Samuel Thawley also leans toward rich reds and mixing classic and contemporary designs
Samantha looks for “old and interesting” items to contrast with her minimalist space

Color finds
When Samuel Thawley and his fiancé came to Tokyo, they were faced with another common ailment in the expatriate community. Namely, furniture provided by the company in a style not their own. Decorating their home required making the most of the existing furniture, stamping their space with their own style and satisfying their desire to capture a contemporary Japanese aesthetic.

The couple love portrait paintings, their red couch and strong graphic shapes in a room.
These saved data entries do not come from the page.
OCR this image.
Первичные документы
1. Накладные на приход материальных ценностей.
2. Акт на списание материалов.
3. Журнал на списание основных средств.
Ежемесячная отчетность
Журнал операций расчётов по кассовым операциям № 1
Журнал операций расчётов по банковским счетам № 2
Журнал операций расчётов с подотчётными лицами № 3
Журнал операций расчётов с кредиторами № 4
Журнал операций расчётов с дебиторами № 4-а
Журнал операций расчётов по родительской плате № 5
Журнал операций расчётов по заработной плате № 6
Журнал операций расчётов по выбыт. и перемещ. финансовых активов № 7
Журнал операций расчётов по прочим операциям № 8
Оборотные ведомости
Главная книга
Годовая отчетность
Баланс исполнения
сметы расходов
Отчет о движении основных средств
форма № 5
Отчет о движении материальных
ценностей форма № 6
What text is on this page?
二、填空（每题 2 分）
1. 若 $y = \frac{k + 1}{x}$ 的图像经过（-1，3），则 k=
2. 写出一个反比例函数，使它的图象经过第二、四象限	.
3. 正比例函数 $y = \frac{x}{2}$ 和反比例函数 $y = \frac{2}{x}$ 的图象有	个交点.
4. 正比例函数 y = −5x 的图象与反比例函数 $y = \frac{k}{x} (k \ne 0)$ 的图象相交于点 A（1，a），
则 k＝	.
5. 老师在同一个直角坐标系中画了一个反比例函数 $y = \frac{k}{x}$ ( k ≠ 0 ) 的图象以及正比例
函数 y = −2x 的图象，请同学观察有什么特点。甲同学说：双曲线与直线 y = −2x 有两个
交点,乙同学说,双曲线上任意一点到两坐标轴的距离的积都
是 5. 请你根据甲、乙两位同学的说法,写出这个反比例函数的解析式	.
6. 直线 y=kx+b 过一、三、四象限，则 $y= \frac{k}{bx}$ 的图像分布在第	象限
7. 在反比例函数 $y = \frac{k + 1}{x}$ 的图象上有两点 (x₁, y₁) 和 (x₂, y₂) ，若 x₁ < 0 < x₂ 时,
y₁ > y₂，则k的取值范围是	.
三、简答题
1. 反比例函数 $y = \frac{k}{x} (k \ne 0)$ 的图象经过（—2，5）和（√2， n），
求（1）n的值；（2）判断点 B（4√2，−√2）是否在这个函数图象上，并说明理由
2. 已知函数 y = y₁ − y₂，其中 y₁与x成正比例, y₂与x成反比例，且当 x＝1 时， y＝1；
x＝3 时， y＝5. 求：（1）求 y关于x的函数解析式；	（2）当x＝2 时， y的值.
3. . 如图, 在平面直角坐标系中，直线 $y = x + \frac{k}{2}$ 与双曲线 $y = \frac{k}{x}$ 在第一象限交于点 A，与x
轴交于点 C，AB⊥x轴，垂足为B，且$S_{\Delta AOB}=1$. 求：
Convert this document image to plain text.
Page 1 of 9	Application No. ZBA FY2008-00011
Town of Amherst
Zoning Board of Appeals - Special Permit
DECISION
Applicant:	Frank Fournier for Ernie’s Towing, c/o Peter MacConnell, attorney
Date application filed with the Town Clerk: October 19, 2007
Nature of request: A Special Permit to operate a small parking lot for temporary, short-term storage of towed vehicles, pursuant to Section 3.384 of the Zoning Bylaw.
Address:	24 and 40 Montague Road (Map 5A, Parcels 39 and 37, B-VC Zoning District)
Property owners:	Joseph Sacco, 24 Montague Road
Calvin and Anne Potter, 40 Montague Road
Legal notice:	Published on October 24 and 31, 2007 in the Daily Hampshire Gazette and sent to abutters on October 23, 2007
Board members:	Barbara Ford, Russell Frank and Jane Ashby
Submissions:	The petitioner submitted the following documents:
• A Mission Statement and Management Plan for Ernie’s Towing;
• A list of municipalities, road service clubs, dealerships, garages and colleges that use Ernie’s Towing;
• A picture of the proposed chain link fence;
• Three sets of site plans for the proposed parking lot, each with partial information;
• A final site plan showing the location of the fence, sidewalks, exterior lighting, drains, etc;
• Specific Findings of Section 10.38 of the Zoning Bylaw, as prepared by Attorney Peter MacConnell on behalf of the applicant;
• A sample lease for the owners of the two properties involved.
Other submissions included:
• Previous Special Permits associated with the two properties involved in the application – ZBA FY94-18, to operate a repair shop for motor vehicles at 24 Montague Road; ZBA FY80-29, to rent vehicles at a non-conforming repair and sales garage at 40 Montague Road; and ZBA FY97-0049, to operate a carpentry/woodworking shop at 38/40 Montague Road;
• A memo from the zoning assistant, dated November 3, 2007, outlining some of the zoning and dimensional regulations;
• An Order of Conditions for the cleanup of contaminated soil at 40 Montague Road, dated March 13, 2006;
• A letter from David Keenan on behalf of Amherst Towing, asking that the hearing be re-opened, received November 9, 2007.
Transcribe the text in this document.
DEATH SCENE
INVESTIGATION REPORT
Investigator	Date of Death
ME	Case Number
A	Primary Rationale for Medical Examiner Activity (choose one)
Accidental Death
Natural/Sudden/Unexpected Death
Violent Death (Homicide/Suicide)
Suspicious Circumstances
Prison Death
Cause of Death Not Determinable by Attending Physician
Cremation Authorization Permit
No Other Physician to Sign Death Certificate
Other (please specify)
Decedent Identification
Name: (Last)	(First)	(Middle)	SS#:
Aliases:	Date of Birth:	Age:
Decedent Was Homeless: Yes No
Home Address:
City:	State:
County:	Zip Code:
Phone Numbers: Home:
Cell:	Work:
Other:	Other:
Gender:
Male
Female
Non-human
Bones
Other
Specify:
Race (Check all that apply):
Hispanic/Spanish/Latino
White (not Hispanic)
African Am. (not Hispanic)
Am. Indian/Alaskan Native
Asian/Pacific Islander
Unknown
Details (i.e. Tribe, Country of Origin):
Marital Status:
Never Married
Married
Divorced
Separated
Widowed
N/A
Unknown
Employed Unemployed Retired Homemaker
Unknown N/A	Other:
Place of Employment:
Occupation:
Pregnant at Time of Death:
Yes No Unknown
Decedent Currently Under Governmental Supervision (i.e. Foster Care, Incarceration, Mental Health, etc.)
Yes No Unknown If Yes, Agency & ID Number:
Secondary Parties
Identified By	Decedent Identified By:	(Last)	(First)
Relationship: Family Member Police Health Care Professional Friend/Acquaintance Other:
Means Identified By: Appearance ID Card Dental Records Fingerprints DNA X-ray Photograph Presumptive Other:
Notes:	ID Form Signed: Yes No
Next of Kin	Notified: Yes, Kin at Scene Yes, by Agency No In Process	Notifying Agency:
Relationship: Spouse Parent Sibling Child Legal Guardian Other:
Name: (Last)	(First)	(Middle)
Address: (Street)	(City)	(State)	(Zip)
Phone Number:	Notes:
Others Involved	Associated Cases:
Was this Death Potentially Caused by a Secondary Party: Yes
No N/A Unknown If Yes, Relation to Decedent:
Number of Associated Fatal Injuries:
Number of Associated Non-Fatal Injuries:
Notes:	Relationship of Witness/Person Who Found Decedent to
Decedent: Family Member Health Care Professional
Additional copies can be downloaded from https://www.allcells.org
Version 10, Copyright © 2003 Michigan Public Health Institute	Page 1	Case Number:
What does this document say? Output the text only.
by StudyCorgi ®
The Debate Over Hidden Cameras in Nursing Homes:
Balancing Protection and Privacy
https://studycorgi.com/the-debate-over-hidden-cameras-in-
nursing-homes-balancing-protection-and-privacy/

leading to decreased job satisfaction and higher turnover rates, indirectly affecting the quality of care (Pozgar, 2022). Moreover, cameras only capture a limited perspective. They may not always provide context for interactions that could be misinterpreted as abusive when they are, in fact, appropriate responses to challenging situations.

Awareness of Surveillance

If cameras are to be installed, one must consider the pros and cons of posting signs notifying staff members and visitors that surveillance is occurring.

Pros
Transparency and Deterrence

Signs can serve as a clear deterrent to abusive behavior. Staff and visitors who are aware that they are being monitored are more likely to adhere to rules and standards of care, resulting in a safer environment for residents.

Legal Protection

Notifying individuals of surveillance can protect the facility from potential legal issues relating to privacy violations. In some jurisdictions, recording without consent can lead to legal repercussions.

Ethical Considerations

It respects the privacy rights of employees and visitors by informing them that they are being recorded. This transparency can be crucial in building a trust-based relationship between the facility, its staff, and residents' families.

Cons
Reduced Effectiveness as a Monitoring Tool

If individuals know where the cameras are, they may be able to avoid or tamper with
So it wasn't long before rugs, lamps and shapely lacquerware were added to the mix. They too enjoy rich reds, together with a hint of black and the warmth of wood. And like Samantha and Ramon, they like nothing more than mixing contemporary and classic styles with flea-market finds.

Curious, we asked our residents their favorite places for products to line their "nest" and remarkably their answers were almost identical. All three frequent contemporary stores like Cibone Aoyama or Living Motif in Roppongi, then for all things rustic or Japanese they go to Togo flea market, Oedo Antique market, Michael's in Azabu-Juban and Otsu or Bonvoyage store in Meguro.

If you are experiencing expatriate life for the first time or the "umpteenth" time, no doubt you have taken a different approach to living in the big city. And like our three residents here, the best part about these experiences is that they lead you to exciting new discoveries, helping you shape a "global" home that is truly unique and memorable.